The Lord Jesus made solemn statement about following him. First, think about the form of this solemn statement.

  • It is a conditional statement in the general form, “If anyone does not… he/she cannot be my disciple.”
  • This conditional statement is repeated three times. When anyone repeats in this way, he is obviously and deliberately making a point. Jesus is clearly saying that some people cannot be his followers. This bothers people, and it ought to! But Jesus seeks true followers, who will receive eternal life, not false followers, to whom he will say those most terrible words, “Depart from me. I never knew you” (Matthew 7:23).

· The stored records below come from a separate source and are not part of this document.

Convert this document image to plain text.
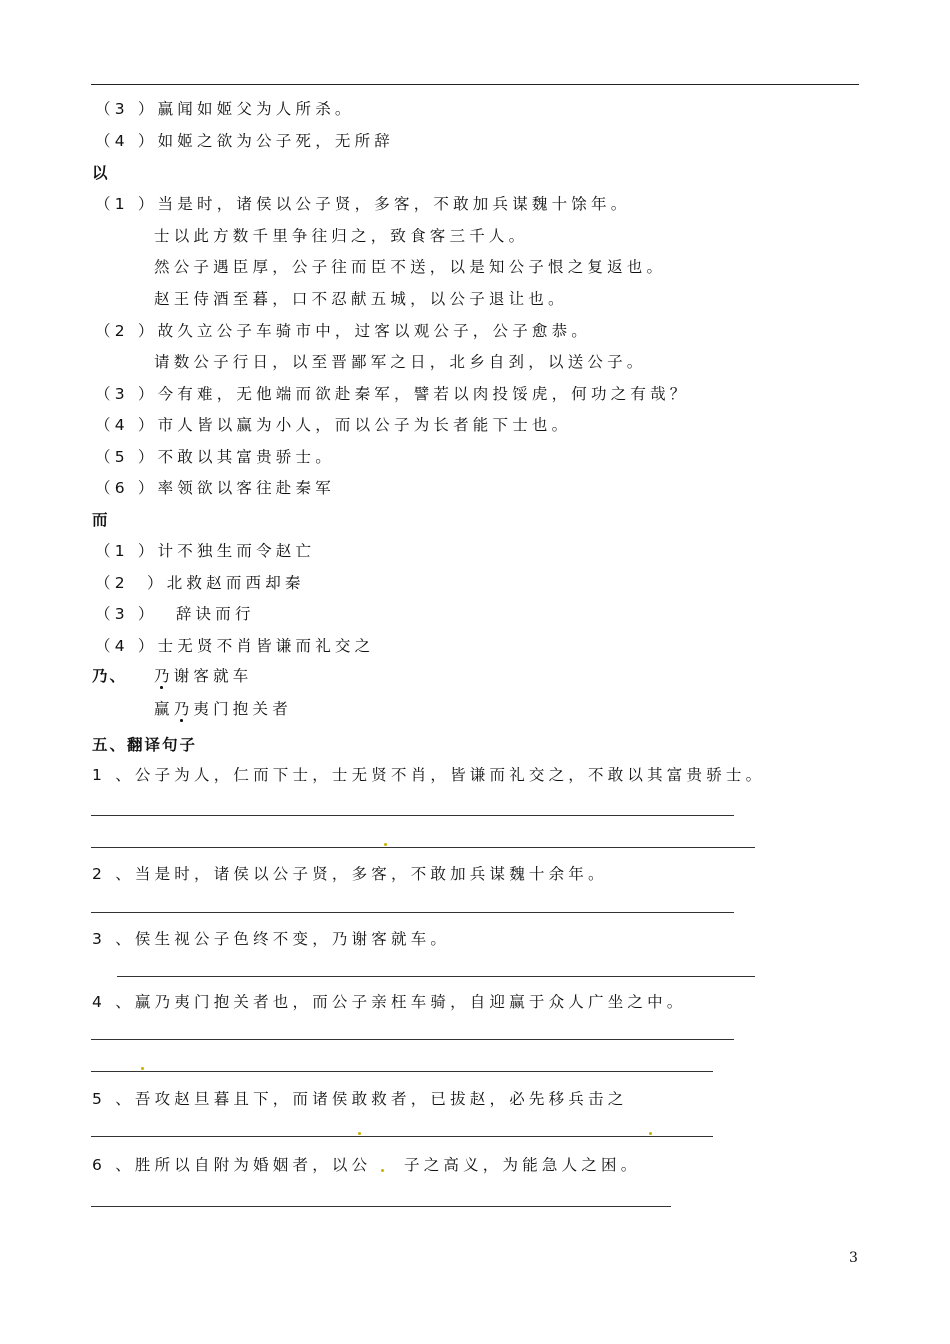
（3 ）赢闻如姬父为人所杀。
（4 ）如姬之欲为公子死，无所辞
以
（1 ）当是时，诸侯以公子贤，多客，不敢加兵谋魏十馀年。
士以此方数千里争往归之，致食客三千人。
然公子遇臣厚，公子往而臣不送，以是知公子恨之复返也。
赵王侍酒至暮，口不忍献五城，以公子退让也。
（2 ）故久立公子车骑市中，过客以观公子，公子愈恭。
请数公子行日，以至晋鄙军之日，北乡自刭，以送公子。
（3 ）今有难，无他端而欲赴秦军，譬若以肉投馁虎，何功之有哉？
（4 ）市人皆以赢为小人，而以公子为长者能下士也。
（5 ）不敢以其富贵骄士。
（6 ）率领欲以客往赴秦军
而
（1 ）计不独生而令赵亡
（2  ）北救赵而西却秦
（3 ）  辞诀而行
（4 ）士无贤不肖皆谦而礼交之
乃、 乃谢客就车
赢乃夷门抱关者
五、翻译句子
1 、公子为人，仁而下士，士无贤不肖，皆谦而礼交之，不敢以其富贵骄士。
2 、当是时，诸侯以公子贤，多客，不敢加兵谋魏十余年。
3 、侯生视公子色终不变，乃谢客就车。
4 、赢乃夷门抱关者也，而公子亲枉车骑，自迎赢于众人广坐之中。
5 、吾攻赵旦暮且下，而诸侯敢救者，已拔赵，必先移兵击之
6 、胜所以自附为婚姻者，以公 子之高义，为能急人之困。
3
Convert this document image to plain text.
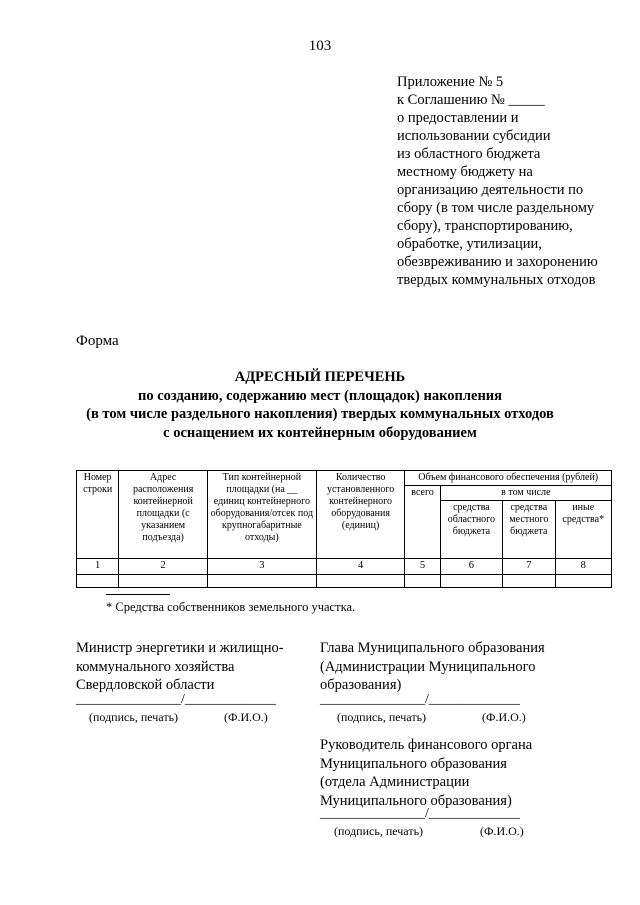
103
Приложение № 5
к Соглашению № _____
о предоставлении и
использовании субсидии
из областного бюджета
местному бюджету на
организацию деятельности по
сбору (в том числе раздельному
сбору), транспортированию,
обработке, утилизации,
обезвреживанию и захоронению
твердых коммунальных отходов
Форма
АДРЕСНЫЙ ПЕРЕЧЕНЬ
по созданию, содержанию мест (площадок) накопления
(в том числе раздельного накопления) твердых коммунальных отходов
с оснащением их контейнерным оборудованием
Номер строки	Адрес расположения контейнерной площадки (с указанием подъезда)	Тип контейнерной площадки (на __ единиц контейнерного оборудования/отсек под крупногабаритные отходы)	Количество установленного контейнерного оборудования (единиц)	Объем финансового обеспечения (рублей)			
				всего	в том числе		
					средства областного бюджета	средства местного бюджета	иные средства*
1	2	3	4	5	6	7	8

* Средства собственников земельного участка.
Министр энергетики и жилищно-
коммунального хозяйства
Свердловской области
_______________/_____________
(подпись, печать)	(Ф.И.О.)
Глава Муниципального образования
(Администрации Муниципального
образования)
_______________/_____________
(подпись, печать)	(Ф.И.О.)
Руководитель финансового органа
Муниципального образования
(отдела Администрации
Муниципального образования)
_______________/_____________
(подпись, печать)	(Ф.И.О.)
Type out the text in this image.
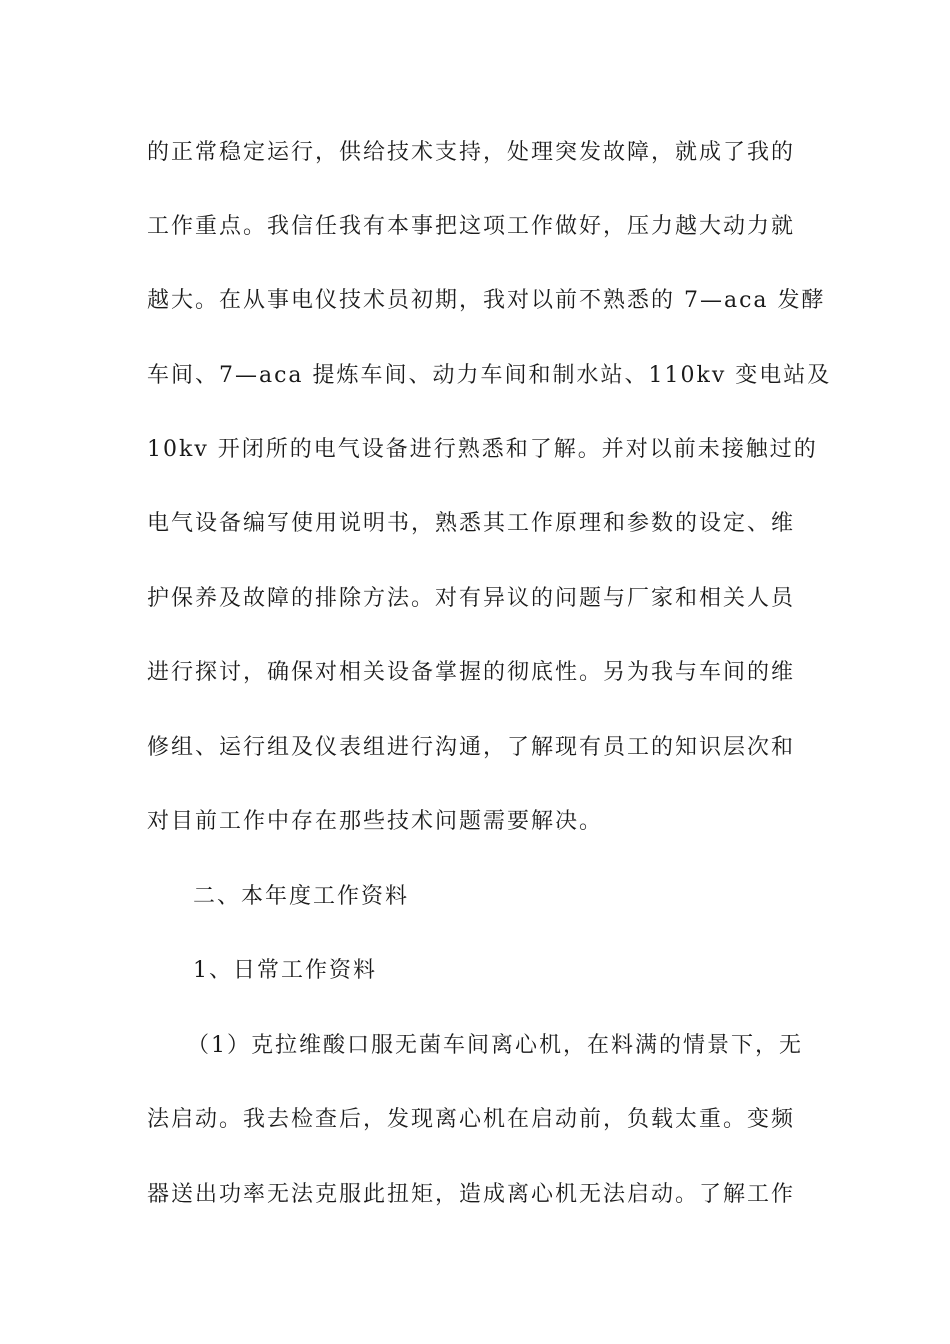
的正常稳定运行，供给技术支持，处理突发故障，就成了我的
工作重点。我信任我有本事把这项工作做好，压力越大动力就
越大。在从事电仪技术员初期，我对以前不熟悉的 7—aca 发酵
车间、7—aca 提炼车间、动力车间和制水站、110kv 变电站及
10kv 开闭所的电气设备进行熟悉和了解。并对以前未接触过的
电气设备编写使用说明书，熟悉其工作原理和参数的设定、维
护保养及故障的排除方法。对有异议的问题与厂家和相关人员
进行探讨，确保对相关设备掌握的彻底性。另为我与车间的维
修组、运行组及仪表组进行沟通，了解现有员工的知识层次和
对目前工作中存在那些技术问题需要解决。
二、本年度工作资料
1、日常工作资料
（1）克拉维酸口服无菌车间离心机，在料满的情景下，无
法启动。我去检查后，发现离心机在启动前，负载太重。变频
器送出功率无法克服此扭矩，造成离心机无法启动。了解工作
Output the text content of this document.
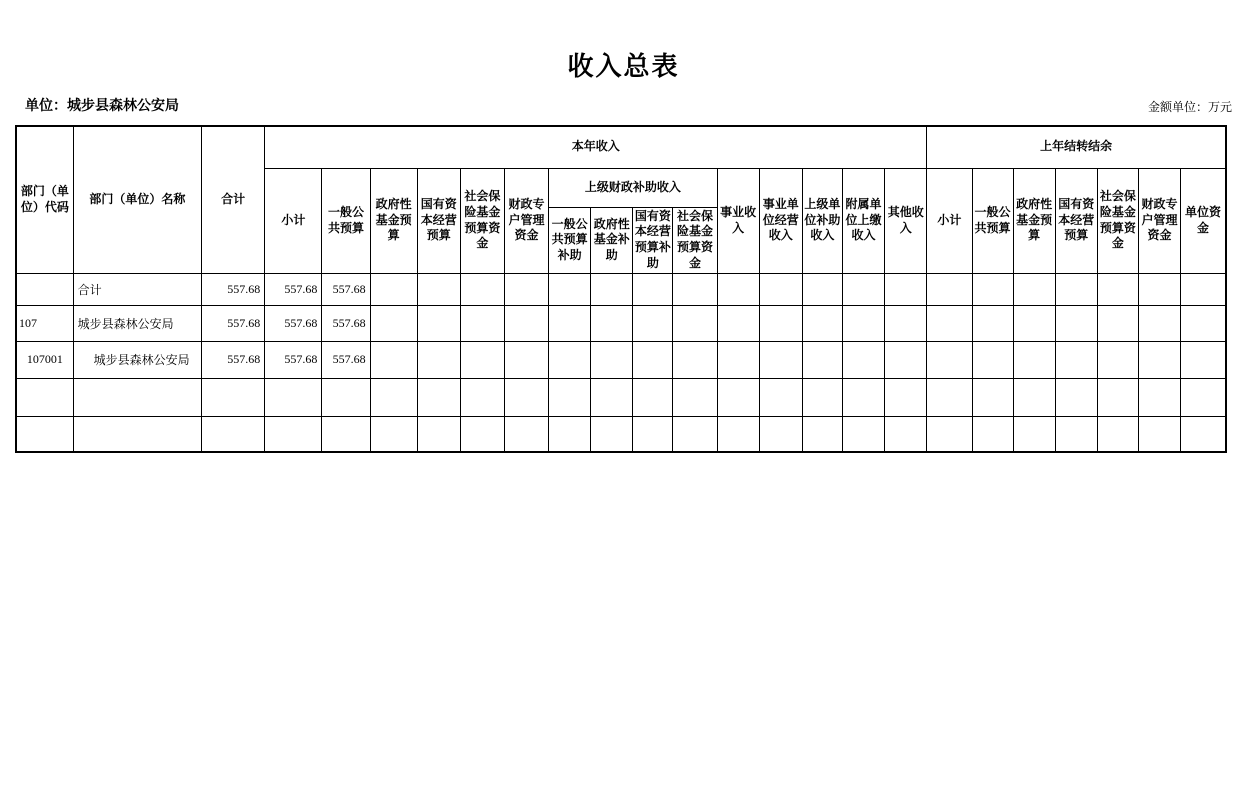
收入总表
单位：城步县森林公安局	金额单位：万元
部门（单位）代码	部门（单位）名称	合计	本年收入															上年结转结余						
			小计	一般公共预算	政府性基金预算	国有资本经营预算	社会保险基金预算资金	财政专户管理资金	上级财政补助收入				事业收入	事业单位经营收入	上级单位补助收入	附属单位上缴收入	其他收入	小计	一般公共预算	政府性基金预算	国有资本经营预算	社会保险基金预算资金	财政专户管理资金	单位资金
									一般公共预算补助	政府性基金补助	国有资本经营预算补助	社会保险基金预算资金												
	合计	557.68	557.68	557.68																				
107	城步县森林公安局	557.68	557.68	557.68																				
107001	城步县森林公安局	557.68	557.68	557.68																				
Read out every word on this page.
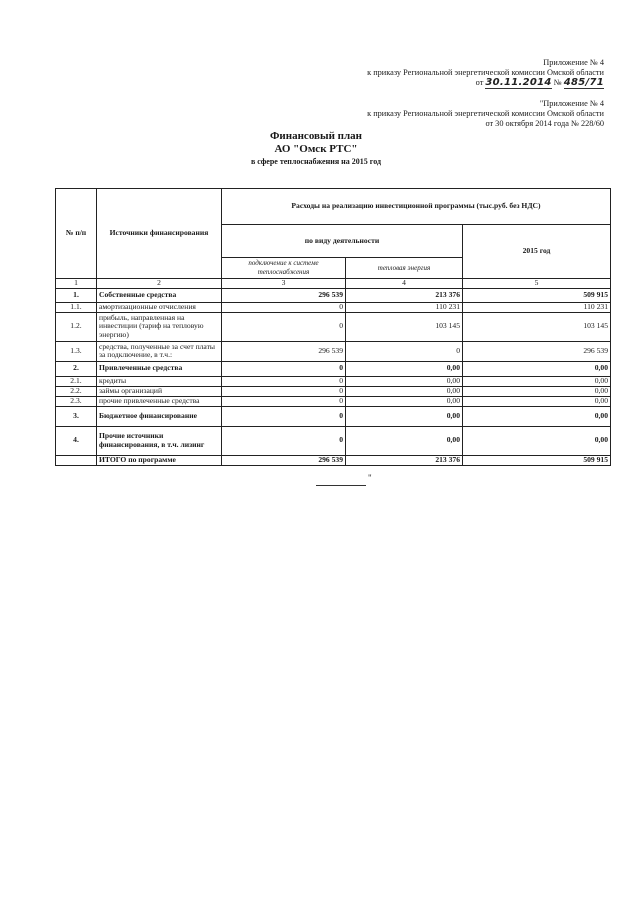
Приложение № 4
к приказу Региональной энергетической комиссии Омской области
от 30.11.2014 № 485/71
"Приложение № 4
к приказу Региональной энергетической комиссии Омской области
от 30 октября 2014 года № 228/60
Финансовый план
АО "Омск РТС"
в сфере теплоснабжения на 2015 год
№ п/п	Источники финансирования	Расходы на реализацию инвестиционной программы (тыс.руб. без НДС)		
		по виду деятельности		2015 год
		подключение к системе теплоснабжения	тепловая энергия	
1	2	3	4	5
1.	Собственные средства	296 539	213 376	509 915
1.1.	амортизационные отчисления	0	110 231	110 231
1.2.	прибыль, направленная на инвестиции (тариф на тепловую энергию)	0	103 145	103 145
1.3.	средства, полученные за счет платы за подключение, в т.ч.:	296 539	0	296 539
2.	Привлеченные средства	0	0,00	0,00
2.1.	кредиты	0	0,00	0,00
2.2.	займы организаций	0	0,00	0,00
2.3.	прочие привлеченные средства	0	0,00	0,00
3.	Бюджетное финансирование	0	0,00	0,00
4.	Прочие источники финансирования, в т.ч. лизинг	0	0,00	0,00
	ИТОГО по программе	296 539	213 376	509 915
"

This was a shocking statement in Jesus’ time and it still is in ours. People are impressed by numbers. If the crowds are present, people think that something is successful. But one thing that you learn as you study the Bible is that the Lord is not afraid to “thin the ranks”. God is not impressed by crowds of people or by anything else he created. He wants quality before quantity. A graphic example is the size of Gideon’s army. The Lord reduced it from 32,000 to 10,000 to 300.

We must watch out for a trap of the enemy at this point. The evil one will attempt to use this to lessen our zeal and to draw us into inactivity. He will whisper, “That’s right! Just minister to the few you have. Build them into strong converts. Most large churches are terribly shallow anyway. Don’t be like them!” The trap is that the evil one wants us to think that the choice is between, on the one hand, large and zealous and, on the other, small and spiritual. But the truth is that we ought to be both zealous and spiritual and let God take care of the results.

The Lord Jesus Christ wants us to understand that no one can follow him unless he or she truly repents. A deep change of mind about God, Christ, oneself, sin, and salvation is required! Until this happens, a person cannot really follow Christ. Oh, we might be religious, attend church, read our Bibles, but have we truly become followers of Jesus Christ? Are we pursuing Him?

“Hark, Ten Thousand Harps and Voices”: (second verse)

Jesus, hail! Whose glory brightens all above and gives it worth;
Lord of life, Thy smile enlightens, cheers and charms Thy saints on earth:
When we think of love like Thine, Lord, we own it love divine.
Hallelujah! Hallelujah! Hallelujah! Amen!

Do you have this view of the Lord Jesus?